A quinta fase da Operação Compliance Zero, deflagrada pela Polícia Federal na manhã desta quinta-feira (07/05), reacendeu no Amazonas o debate sobre os investimentos realizados pela Amazonprev em instituições financeiras consideradas de alto risco, entre elas o Banco Master. O deputado estadual Comandante Dan (Republicanos) repercutiu o avanço das investigações e afirmou que a Assembleia Legislativa do Amazonas (Aleam) precisa aprofundar a fiscalização sobre a gestão do patrimônio previdenciário dos servidores públicos estaduais.
“Estamos falando do patrimônio dos servidores públicos do Amazonas. É dinheiro que pertence a policiais, professores, profissionais da saúde, servidores ativos e aposentados. O mínimo que se exige é transparência absoluta, segurança técnica e controle rigoroso sobre cada aplicação financeira realizada”, afirmou Comandante Dan.
O parlamentar destacou que, desde 2025, vem atuando para ampliar os mecanismos de fiscalização sobre a Amazonprev.
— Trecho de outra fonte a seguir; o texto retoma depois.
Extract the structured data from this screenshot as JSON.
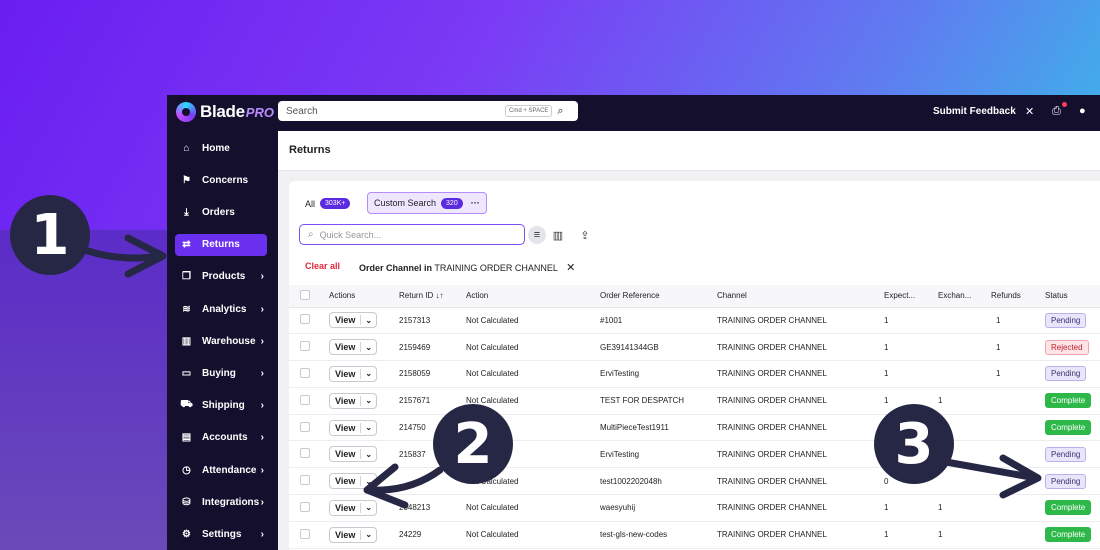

Entre agosto e dezembro do ano passado, ele apresentou o Projetos de Lei Complementar nº 7/2025, nº 13/2025 e nº14/2025, que alteram a Lei Complementar nº 30/2001, responsável pelo regime próprio de previdência do Estado do Amazonas.
A proposta cria a Comissão Interinstitucional de Análise e Aprovação de Investimentos (Ciaai), estabelece critérios mais rígidos para aplicações financeiras, amplia os mecanismos de transparência e obriga o envio de relatórios trimestrais detalhados à Aleam. O objetivo, segundo o deputado, é impedir decisões unilaterais e reduzir riscos ao patrimônio previdenciário estadual.
“O que estamos propondo é uma blindagem institucional do fundo previdenciário. Não podemos permitir que decisões dessa magnitude ocorram sem fiscalização técnica, sem debate colegiado e sem controle externo efetivo”, declarou.
Apesar da repercussão do tema e das sucessivas operações envolvendo o Banco Master, o PLC segue parado na Comissão de Constituição, Justiça e Redação (CCJR) da Aleam desde 2025, aguardando emissão de parecer. Até o momento, Comandante Dan é o único deputado estadual a manter atuação pública constante sobre o caso, cobrando investigação e mudanças estruturais na governança da Amazonprev.
O parlamentar também protocolou pedidos formais de esclarecimentos à atual diretoria da Amazonprev e defende a convocação dos responsáveis pela autarquia para prestar esclarecimentos na Assembleia Legislativa.
“Não é mais possível tratar esse assunto como algo secundário. O que está acontecendo em âmbito nacional, com operações da Polícia Federal e investigações envolvendo instituições financeiras que receberam recursos públicos, exige do Amazonas uma postura firme, preventiva e responsável”, afirmou.
Comandante Dan também se reuniu com representantes do Ministério Público do Amazonas (MP-AM) para discutir possíveis mudanças estruturais no sistema previdenciário estadual após o escândalo envolvendo o Banco Master. Segundo ele, a discussão precisa ultrapassar o debate político e alcançar um novo modelo de governança para o fundo previdenciário.
“O servidor amazonense precisa ter a certeza de que sua aposentadoria está protegida. Previdência pública não pode ser tratada como espaço de aventura financeira”, concluiu.
A operação Compliance Zero, em sua quinta fase
A operação da PF realizada nesta quinta-feira (07/05) tem como alvo um suposto esquema de corrupção, lavagem de dinheiro e crimes financeiros envolvendo o Banco Master. Entre os investigados estão o senador Ciro Nogueira (PP-PI), seu irmão Raimundo Nogueira e Felipe Cançado Vorcaro, primo do empresário Daniel Vorcaro, ligado ao banco. Foram cumpridos mandados de busca e apreensão no Piauí, São Paulo, Minas Gerais e Distrito Federal, além do bloqueio de aproximadamente R$ 18,8 milhões em bens e valores. As investigações apontam suspeitas de venda de títulos de crédito falsos, uso de vantagens indevidas e possível utilização de influência política em benefício de operações financeiras.
No Amazonas, o caso ganhou repercussão após denúncias e investigações sobre aplicações da Amazonprev em fundos e instituições financeiras de maior risco, incluindo operações ligadas ao Banco Master e ao C6 Bank. As movimentações, que somariam cerca de R$ 390 milhões, passaram a ser alvo de questionamentos após suspeitas de ausência de aprovação formal pelo Conselho Fiscal da autarquia previdenciária.